Figure 2. Content repository model (click for full-size version)

In addition to this repository model, JSR-170 also defines different features or operations that should be supported by a compliant repository. To make it easy for existing CMS vendors to adopt to these new standards, JSR-170 has brought in the concept of compliance levels, which define the number of features that must be supported for a given level of compliance. JSR-170 defines three different compliance levels:

  • Level 1 defines a read-only repository: This includes functionality for the reading of repository content, export of content to XML and searching. This functionality should meet the needs of presentation templates and basic portal applications comprising a large portion of existing codebase of content-related applications. Level 1 is also designed to be easy to implement on top of an existing content repository.
  • Level 2 defines a writable repository: Level 2 repository is a superset of Level 1. In addition to Level 1's functionality, it defines methods for writing content and importing content from XML. Applications written against Level 2 features include any application that generates data, information or content, both structured and unstructured.
  • Advanced options: In addition to Level 1 or Level 2 features, the specification defines five additional functional blocks: Versioning, (JTA) Transactions, Query using SQL, Explicit Locking and Content Observation. In addition to being either Level 1 or Level 2 compliant, any repository can decide to implement one or more of these functional blocks. A repository that implements all of these features in addition to being Level 2 compliant can be used as a general purpose off-the-shelf infrastructure for content management, document management, code management, or just about any other application that persists content

So, if you are a CMS vendor, the first step is to make your repository Level 1 compliant. As time progresses, you can decide to move to Level 2 compliance and implement advanced features based on your needs or client base.

What Is Apache JackRabbit?

Apache Jackrabbit is fully JSR-170 compliant, Level 2 compliant, and implements all optional feature blocks. Beyond the JCR-170 API, Jackrabbit features numerous extensions and administrative features that are needed to run a repository but are not specified by JCR-170.

We have decided to use Apache Jackrabbit as the content repository in our sample application. One problem with Apache Jackrabbit is that it doesn't offer a binary release, so developers need to build it from source code before installing it. See Building Jackrabbit for information on how to build Apache Jackrabbit from source code.

How to Configure Apache Jackrabbit

After downloading and building the Jackrabbit source code successfully, let's configure it. Jackrabbit needs two parameters at runtime to configure a content repository instance.

  1. Repository home directory: The filesystem path of the directory that usually contains all the repository content, search indexes, internal configuration, and other persistent information managed within the content repository.
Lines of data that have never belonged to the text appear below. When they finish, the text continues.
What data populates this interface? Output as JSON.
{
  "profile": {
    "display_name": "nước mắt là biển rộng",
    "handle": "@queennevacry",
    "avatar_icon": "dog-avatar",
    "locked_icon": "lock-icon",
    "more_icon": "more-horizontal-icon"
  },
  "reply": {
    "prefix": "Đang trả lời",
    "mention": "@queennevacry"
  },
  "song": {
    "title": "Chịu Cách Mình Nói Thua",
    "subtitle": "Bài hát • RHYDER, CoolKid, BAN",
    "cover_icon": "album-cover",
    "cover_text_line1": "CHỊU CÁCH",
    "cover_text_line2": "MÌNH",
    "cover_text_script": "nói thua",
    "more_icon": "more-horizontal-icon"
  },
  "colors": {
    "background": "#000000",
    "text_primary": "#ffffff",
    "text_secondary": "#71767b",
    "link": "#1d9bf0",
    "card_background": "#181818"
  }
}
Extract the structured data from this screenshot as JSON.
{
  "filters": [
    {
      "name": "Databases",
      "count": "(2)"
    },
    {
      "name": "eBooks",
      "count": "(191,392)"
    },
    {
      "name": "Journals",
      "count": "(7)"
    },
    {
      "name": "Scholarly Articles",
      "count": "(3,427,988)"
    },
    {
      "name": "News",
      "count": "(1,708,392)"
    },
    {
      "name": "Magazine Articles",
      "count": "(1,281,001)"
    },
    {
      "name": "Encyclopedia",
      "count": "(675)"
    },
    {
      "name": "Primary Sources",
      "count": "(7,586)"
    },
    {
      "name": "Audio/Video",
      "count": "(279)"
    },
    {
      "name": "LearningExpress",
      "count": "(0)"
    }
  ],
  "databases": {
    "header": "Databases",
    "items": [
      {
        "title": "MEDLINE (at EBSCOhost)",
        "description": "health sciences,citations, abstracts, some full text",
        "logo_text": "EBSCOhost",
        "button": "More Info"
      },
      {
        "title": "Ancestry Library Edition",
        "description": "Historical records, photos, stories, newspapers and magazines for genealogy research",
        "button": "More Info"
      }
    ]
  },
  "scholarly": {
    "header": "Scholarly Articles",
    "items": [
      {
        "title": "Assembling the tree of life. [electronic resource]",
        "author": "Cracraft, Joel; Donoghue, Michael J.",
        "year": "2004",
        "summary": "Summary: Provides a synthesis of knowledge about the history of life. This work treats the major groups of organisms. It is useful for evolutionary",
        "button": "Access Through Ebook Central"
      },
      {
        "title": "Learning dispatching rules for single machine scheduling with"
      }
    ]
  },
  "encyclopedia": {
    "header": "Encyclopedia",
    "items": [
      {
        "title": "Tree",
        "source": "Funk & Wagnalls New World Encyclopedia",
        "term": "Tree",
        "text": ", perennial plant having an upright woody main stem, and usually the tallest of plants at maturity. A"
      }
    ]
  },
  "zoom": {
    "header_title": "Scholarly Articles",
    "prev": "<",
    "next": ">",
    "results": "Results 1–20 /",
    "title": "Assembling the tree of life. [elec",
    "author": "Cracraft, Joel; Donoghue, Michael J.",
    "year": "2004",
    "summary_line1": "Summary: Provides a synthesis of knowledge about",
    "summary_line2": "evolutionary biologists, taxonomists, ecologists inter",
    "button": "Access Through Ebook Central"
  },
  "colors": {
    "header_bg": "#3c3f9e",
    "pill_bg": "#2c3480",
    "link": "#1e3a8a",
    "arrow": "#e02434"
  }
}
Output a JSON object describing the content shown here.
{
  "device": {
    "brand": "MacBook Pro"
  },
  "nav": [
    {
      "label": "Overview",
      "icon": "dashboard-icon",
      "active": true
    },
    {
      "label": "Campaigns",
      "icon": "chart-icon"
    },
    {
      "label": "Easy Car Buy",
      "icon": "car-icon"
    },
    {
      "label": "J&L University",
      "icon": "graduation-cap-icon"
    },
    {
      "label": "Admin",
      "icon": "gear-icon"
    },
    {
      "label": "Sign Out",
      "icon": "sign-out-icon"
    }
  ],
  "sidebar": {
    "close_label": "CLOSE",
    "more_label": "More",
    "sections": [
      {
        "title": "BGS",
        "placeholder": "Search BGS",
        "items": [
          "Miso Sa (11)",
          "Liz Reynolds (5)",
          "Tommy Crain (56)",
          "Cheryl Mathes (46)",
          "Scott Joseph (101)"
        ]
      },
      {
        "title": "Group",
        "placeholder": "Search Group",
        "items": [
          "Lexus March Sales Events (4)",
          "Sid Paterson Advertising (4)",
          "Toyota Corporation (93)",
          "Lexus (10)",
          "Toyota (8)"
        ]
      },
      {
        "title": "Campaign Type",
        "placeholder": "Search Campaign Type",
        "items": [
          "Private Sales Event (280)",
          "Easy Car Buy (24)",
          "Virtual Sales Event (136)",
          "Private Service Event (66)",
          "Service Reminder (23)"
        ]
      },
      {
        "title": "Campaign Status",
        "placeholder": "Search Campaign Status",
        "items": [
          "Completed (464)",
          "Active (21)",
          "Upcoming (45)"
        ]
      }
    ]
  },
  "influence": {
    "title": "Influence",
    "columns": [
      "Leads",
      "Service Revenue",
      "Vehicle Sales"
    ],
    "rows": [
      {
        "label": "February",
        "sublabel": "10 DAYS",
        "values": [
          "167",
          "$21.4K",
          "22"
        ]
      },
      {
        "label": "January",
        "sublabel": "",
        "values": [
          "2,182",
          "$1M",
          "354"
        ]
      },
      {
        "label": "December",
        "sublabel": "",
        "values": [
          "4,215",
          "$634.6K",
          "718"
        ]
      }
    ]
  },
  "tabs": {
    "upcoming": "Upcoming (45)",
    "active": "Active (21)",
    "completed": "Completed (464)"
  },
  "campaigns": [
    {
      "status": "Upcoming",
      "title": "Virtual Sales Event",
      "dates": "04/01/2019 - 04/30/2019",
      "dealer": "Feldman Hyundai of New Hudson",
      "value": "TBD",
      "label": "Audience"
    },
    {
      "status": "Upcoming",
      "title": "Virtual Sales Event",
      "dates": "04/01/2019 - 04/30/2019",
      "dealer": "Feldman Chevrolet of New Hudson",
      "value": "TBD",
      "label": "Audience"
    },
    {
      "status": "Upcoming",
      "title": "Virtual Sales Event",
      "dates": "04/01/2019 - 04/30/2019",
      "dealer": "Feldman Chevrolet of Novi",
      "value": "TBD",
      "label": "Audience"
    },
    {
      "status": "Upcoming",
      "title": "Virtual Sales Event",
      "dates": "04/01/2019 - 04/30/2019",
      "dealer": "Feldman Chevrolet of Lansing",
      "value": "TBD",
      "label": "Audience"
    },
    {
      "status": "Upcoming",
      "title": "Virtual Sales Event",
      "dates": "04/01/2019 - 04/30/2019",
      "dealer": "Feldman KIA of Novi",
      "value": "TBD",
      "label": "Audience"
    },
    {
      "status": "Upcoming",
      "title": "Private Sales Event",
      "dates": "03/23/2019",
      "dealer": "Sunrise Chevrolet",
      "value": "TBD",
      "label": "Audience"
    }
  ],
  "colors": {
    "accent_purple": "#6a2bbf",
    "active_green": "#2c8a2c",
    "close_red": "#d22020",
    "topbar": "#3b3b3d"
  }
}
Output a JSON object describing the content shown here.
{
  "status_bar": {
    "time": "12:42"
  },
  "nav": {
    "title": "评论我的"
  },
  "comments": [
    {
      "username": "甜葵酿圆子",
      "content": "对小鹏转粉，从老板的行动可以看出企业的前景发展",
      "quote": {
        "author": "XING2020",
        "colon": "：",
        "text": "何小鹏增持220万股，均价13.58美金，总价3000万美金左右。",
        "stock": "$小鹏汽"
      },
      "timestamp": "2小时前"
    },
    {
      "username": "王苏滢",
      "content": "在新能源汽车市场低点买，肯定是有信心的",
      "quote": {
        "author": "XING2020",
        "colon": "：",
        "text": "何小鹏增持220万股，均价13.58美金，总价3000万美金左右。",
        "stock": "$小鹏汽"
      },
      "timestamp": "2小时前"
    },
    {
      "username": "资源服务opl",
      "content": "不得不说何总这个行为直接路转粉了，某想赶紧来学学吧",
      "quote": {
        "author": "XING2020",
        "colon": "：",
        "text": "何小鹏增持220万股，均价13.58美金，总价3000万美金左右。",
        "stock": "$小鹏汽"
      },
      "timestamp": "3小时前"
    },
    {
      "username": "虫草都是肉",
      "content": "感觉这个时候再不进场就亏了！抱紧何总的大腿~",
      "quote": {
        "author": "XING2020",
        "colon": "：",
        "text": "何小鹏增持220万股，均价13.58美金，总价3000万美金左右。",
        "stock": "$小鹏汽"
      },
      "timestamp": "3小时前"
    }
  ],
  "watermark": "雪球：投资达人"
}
The directory structure of the content repository will look something like this:

       c:/temp
            |
            |--Blogging
                    |
                    |-repository
                    |       |
                    |       |-index
                    |       |-meta
                    |       |-namespaces
                    |       |-nodetypes             
                    |
                    |-version
                    |
                    |-workspace
                            |
                            |--default

    In this case, value of repository home directory parameter should be c:/temp/Blogging.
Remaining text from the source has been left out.